Normality as we knew it

Many of us will be yearning for a quick return to normal, but it’s likely that what we knew as normal might never be that way again.

Whether this pandemic is the situation that threatens our species existence, or a prep run for some similar challenge in the future, it has quickly become clear that the greatest tests facing humanity as a collective over the rest of the 21st century will require global togetherness as the primary prerequisite.

In the face of a rapidly moving virus, where we can see the fall-out in China and Iran and Italy and can imagine ourselves perhaps a couple of weeks behind that contagion, it is still difficult to change behaviours.
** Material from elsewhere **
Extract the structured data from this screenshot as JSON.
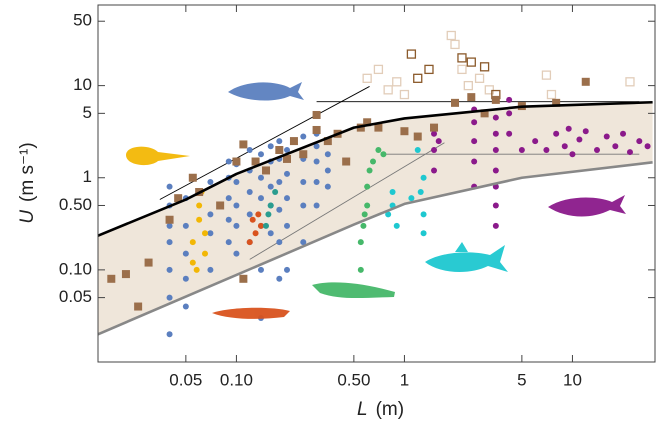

How can we expect to change the behaviours necessary to slow down climate disaster if the worst of that is 10 or 20 or 50 years away?

We can’t.

Not without an emergency response, at a global level.

The coronavirus and COVID-19 pandemic will cost thousands, perhaps tens of thousands of lives, and those lost lives should in time be remembered as martyrs in the cause of human survival and the survival of Planet Earth.

It could be seen as a gift that allows a great majority of humanity to slow down, inhale the extravagant and miraculous elixir of air through our nostrils, and be thankful that if we do the right thing now, we still might have enough of everything we need.

Enough food for all.

Enough time to do what we need to do.

Enough urgency to make it all happen, sooner rather than later.

Enough ingenuity to overcome any challenge, no matter how hard the task can look and no matter how many vested interests are lined up in opposition.

Normality as we knew it created the perfect environment for contagion to spread to all corners of the world.

The next normality will look different.

There is at least a chance that whatever normality is to come will allow the only habitable planet we’ve got to continue to offer up its treasures for us, and for our kids, and for their kids and their kids’ kids, all the years of their lives.

The sycamore will bloom again next year. I pray that I’m here and healthy to wake up to its beauty.